Miller intends to give the team $1.2 million this year, then pay $2 million a year for 20 years beginning in 1999 for naming rights and exclusive signage inside and outside the ballpark, said Patricia McKeithan, Miller vice president of corporate affairs.

The team still would need a loan to meet its terms of the stadium finance package, stadium board Vice Chairman Craig Leipold said.

But that won't include a loan from the Wisconsin Housing & Economic Development Authority as initially proposed, said Fritz Ruf, WHEDA's executive director.

Trunzo was expected to review the Brewers' financial arrangements over the weekend before the stadium board meets again in Milwaukee Monday, Ruf said.

A Milwaukee newspaper reported Thursday that the Brewers expected to announce today that they had obtained a $50 million loan from its bank, NationsBank, of Charlotte, N.C., with the help of loan guarantees from nine or 10 Milwaukee businesses.

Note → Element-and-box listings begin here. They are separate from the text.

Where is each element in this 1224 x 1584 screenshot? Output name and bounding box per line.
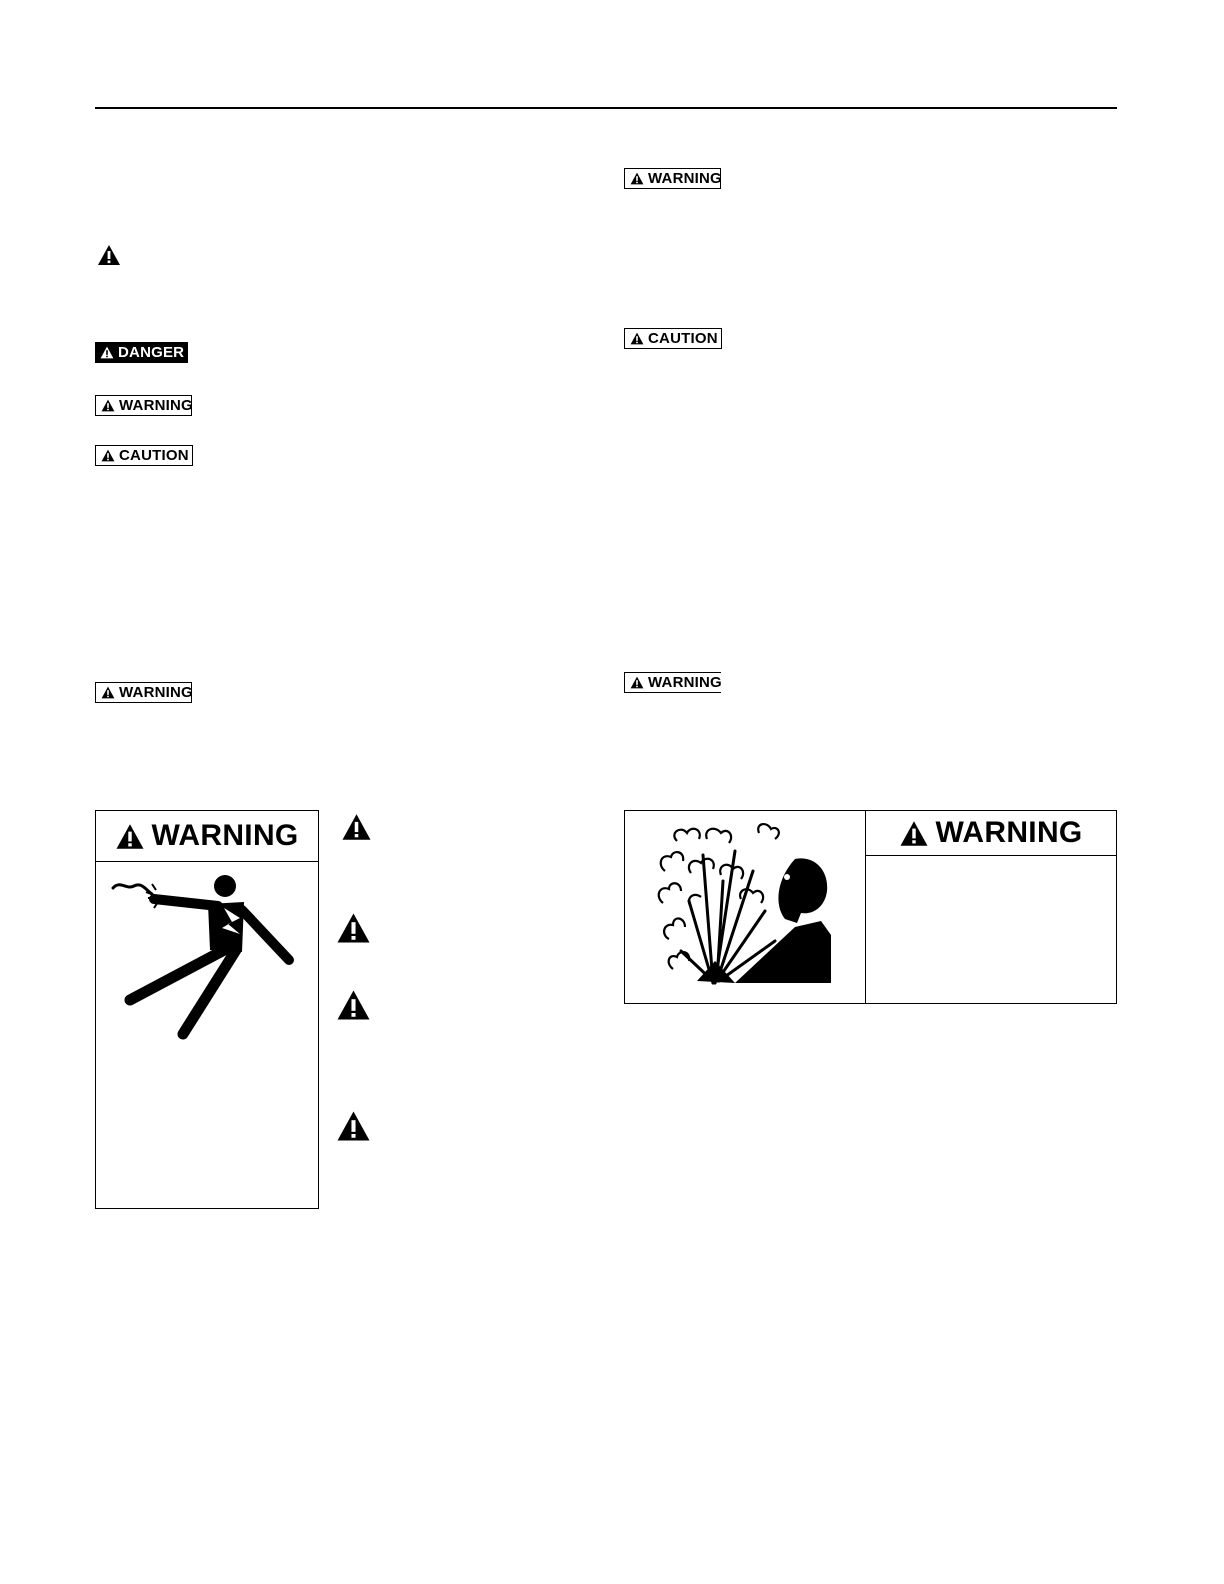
warning-badge: [95, 682, 192, 703]
explosion-warning-panel: [624, 810, 1117, 1004]
panel-header: [96, 811, 318, 862]
alert-triangle-icon: [341, 813, 372, 841]
alert-triangle-icon: [336, 912, 371, 944]
top-rule: [95, 107, 1117, 109]
caution-badge: [95, 445, 193, 466]
warning-label: WARNING: [648, 170, 722, 187]
warning-label: WARNING: [119, 397, 193, 414]
caution-label: CAUTION: [119, 447, 189, 464]
alert-triangle-icon: [100, 346, 114, 359]
warning-badge: [624, 672, 721, 693]
explosion-text-cell: [866, 811, 1116, 1003]
alert-triangle-icon: [115, 823, 145, 850]
danger-badge: [95, 342, 188, 363]
danger-label: DANGER: [118, 344, 185, 361]
alert-triangle-icon: [101, 399, 115, 412]
electrical-warning-panel: [95, 810, 319, 1209]
alert-triangle-icon: [336, 1110, 371, 1142]
warning-badge: [95, 395, 192, 416]
caution-label: CAUTION: [648, 330, 718, 347]
caution-badge: [624, 328, 722, 349]
alert-triangle-icon: [101, 686, 115, 699]
warning-badge: [624, 168, 721, 189]
alert-triangle-icon: [630, 676, 644, 689]
explosion-illustration-cell: [625, 811, 866, 1003]
panel-title: WARNING: [151, 819, 299, 852]
alert-triangle-icon: [630, 332, 644, 345]
alert-triangle-icon: [101, 449, 115, 462]
panel-title: WARNING: [935, 816, 1083, 849]
electric-shock-hazard-icon: [96, 862, 318, 1052]
panel-header: [866, 811, 1116, 856]
alert-triangle-icon: [336, 989, 371, 1021]
alert-triangle-icon: [97, 244, 121, 266]
explosion-hazard-icon: [625, 811, 865, 1003]
alert-triangle-icon: [899, 820, 929, 847]
warning-label: WARNING: [648, 674, 722, 691]
alert-triangle-icon: [630, 172, 644, 185]
warning-label: WARNING: [119, 684, 193, 701]
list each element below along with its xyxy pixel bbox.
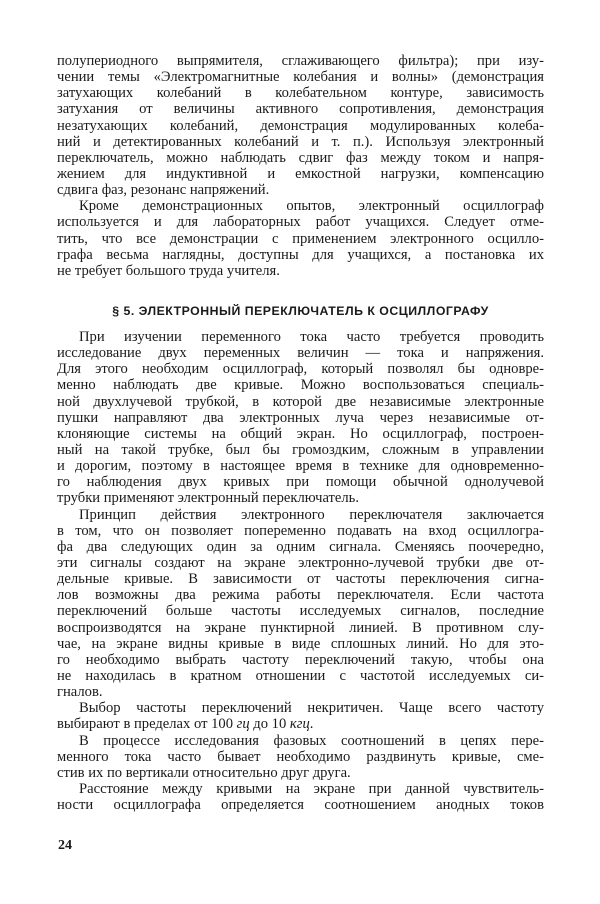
text-line: чении темы «Электромагнитные колебания и волны» (демонстрация — [57, 69, 544, 86]
text-line: в том, что он позволяет попеременно подавать на вход осциллогра- — [57, 522, 544, 539]
text-line: менно наблюдать две кривые. Можно воспользоваться специаль- — [57, 377, 544, 394]
text-line: чае, на экране видны кривые в виде сплошных линий. Но для это- — [57, 635, 544, 652]
text-line: клоняющие системы на общий экран. Но осциллограф, построен- — [57, 425, 544, 442]
text-line: незатухающих колебаний, демонстрация модулированных колеба- — [57, 117, 544, 134]
text-line: переключений больше частоты исследуемых сигналов, последние — [57, 603, 544, 620]
text-line: эти сигналы создают на экране электронно-лучевой трубки две от- — [57, 554, 544, 571]
text-line: стив их по вертикали относительно друг друга. — [57, 764, 351, 781]
text-line: жением для индуктивной и емкостной нагрузки, компенсацию — [57, 165, 544, 182]
text-line: затухания от величины активного сопротивления, демонстрация — [57, 101, 544, 118]
text-line: ный на такой трубке, был бы громоздким, сложным в управлении — [57, 441, 544, 458]
text-line: переключатель, можно наблюдать сдвиг фаз между током и напря- — [57, 149, 544, 166]
text-line: В процессе исследования фазовых соотношений в цепях пере- — [79, 732, 544, 749]
text-line: не находилась в кратном отношении с частотой исследуемых си- — [57, 667, 544, 684]
text-line: сдвига фаз, резонанс напряжений. — [57, 182, 270, 199]
text-line: полупериодного выпрямителя, сглаживающего фильтра); при изу- — [57, 53, 544, 69]
text-line: трубки применяют электронный переключатель. — [57, 490, 359, 507]
text-line: менного тока часто бывает необходимо раздвинуть кривые, сме- — [57, 748, 544, 765]
text-line: Принцип действия электронного переключателя заключается — [79, 506, 544, 523]
text-line: используется и для лабораторных работ учащихся. Следует отме- — [57, 214, 544, 231]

The Brewers, struggling to obtain the necessary financing, have resisted opening their books, citing league rules. The club has few assets but the franchise itself and doesn't own its current home, 43-year-old Milwaukee County Stadium.

The Brewers have already pledged future revenue as collateral for other loans not related to the stadium.

Selig, the acting commissioner of baseball, has been careful not to publicly threaten to leave Milwaukee. But he has repeatedly said the team cannot survive here without the new stadium. He is a leading critic of the spiraling salaries that have made it hard for a team in one of baseball's smallest markets to compete both on and off the field.

Baseball owners approved a revenue-sharing plan Thursday in Phoenix that would give some small-market teams an additional $4 million this season if the players' association agrees.

"Revenue sharing, if nothing else, has become part of the way we live, part and parcel of our business," Selig said.